Mi rendo conto che i miei trascorsi
pallavolistici mi portano ad essere di parte ma, cercando di rendere oggettive le mie valutazioni, ho controllato lo share delle due ultime partite trasmesse su rai2: 10,78% la finale e 10,5% la semifinale. Mi sembrano la dimostrazione di un interesse reale del pubblico televiso e la quantificazione tangibile di una domanda corposa e allettante (intendo per gli spazi pubblicitari) di programmi sportivi alternativi ai soliti "mainstream" (il solito calcio, tanto per intenderci).
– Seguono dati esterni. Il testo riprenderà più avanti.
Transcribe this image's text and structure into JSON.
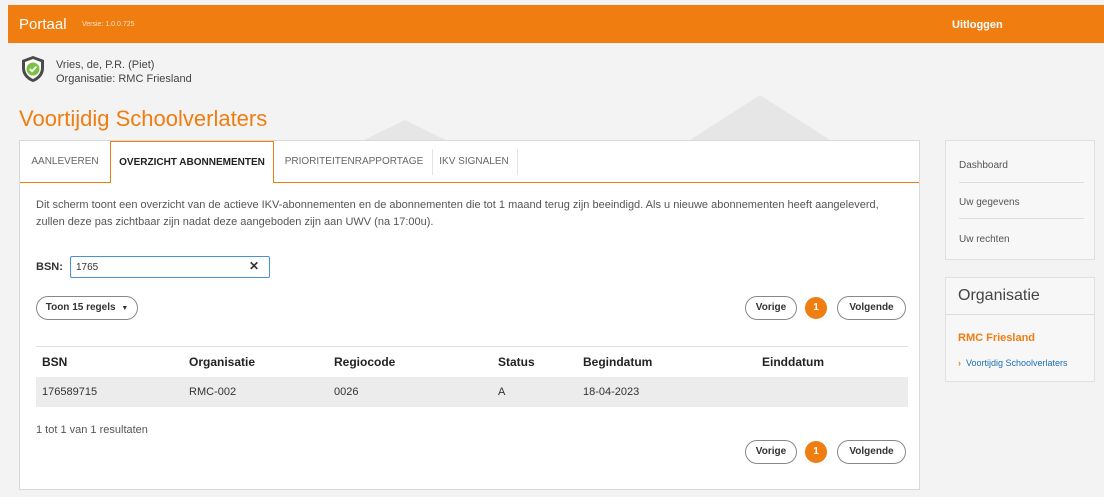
{
  "header": {
    "brand": "Portaal",
    "version": "Versie: 1.0.0.725",
    "logout": "Uitloggen"
  },
  "user": {
    "name": "Vries, de, P.R. (Piet)",
    "organisation": "Organisatie: RMC Friesland"
  },
  "page": {
    "title": "Voortijdig Schoolverlaters"
  },
  "tabs": [
    {
      "label": "AANLEVEREN"
    },
    {
      "label": "OVERZICHT ABONNEMENTEN"
    },
    {
      "label": "PRIORITEITENRAPPORTAGE"
    },
    {
      "label": "IKV SIGNALEN"
    }
  ],
  "content": {
    "description": "Dit scherm toont een overzicht van de actieve IKV-abonnementen en de abonnementen die tot 1 maand terug zijn beeindigd. Als u nieuwe abonnementen heeft aangeleverd, zullen deze pas zichtbaar zijn nadat deze aangeboden zijn aan UWV (na 17:00u).",
    "bsn_label": "BSN:",
    "bsn_value": "1765",
    "show_rows": "Toon 15 regels",
    "prev": "Vorige",
    "next": "Volgende",
    "page": "1",
    "result_text": "1 tot 1 van 1 resultaten"
  },
  "table": {
    "headers": [
      "BSN",
      "Organisatie",
      "Regiocode",
      "Status",
      "Begindatum",
      "Einddatum"
    ],
    "rows": [
      [
        "176589715",
        "RMC-002",
        "0026",
        "A",
        "18-04-2023",
        ""
      ]
    ]
  },
  "sidebar": {
    "menu": [
      {
        "label": "Dashboard"
      },
      {
        "label": "Uw gegevens"
      },
      {
        "label": "Uw rechten"
      }
    ],
    "org_title": "Organisatie",
    "org_name": "RMC Friesland",
    "org_link": "Voortijdig Schoolverlaters"
  },
  "colors": {
    "brand": "#ef7d10",
    "link": "#1a6fb5"
  },
  "icons": {
    "logo": "shield-check-icon",
    "clear": "close-icon",
    "dropdown": "caret-down-icon",
    "link": "chevron-right-icon"
  }
}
Il 10% di share è molto di più di una "coda lunga"!
Eppure ecco lo spazio che ne hanno dato alcune testate giornalistiche online (vedi foto). Oltre al solito calcio (analizzato in ogni gossip più recondito) piuttosto che parlare di uno sport femminile CHE HA VINTO, si parla dei pianti del Rugby CHE HA PERSO, della Ferrari, CHE HA PERSO, del tennis, CHE HA PERSO.
E quando si parla del titolo mondiale di Bettini nel ciclismo (grandissimo Paolo) non si cita mai che il giorno prima la nazionale femminile ha vinto non solo l'oro ma anche il bronzo.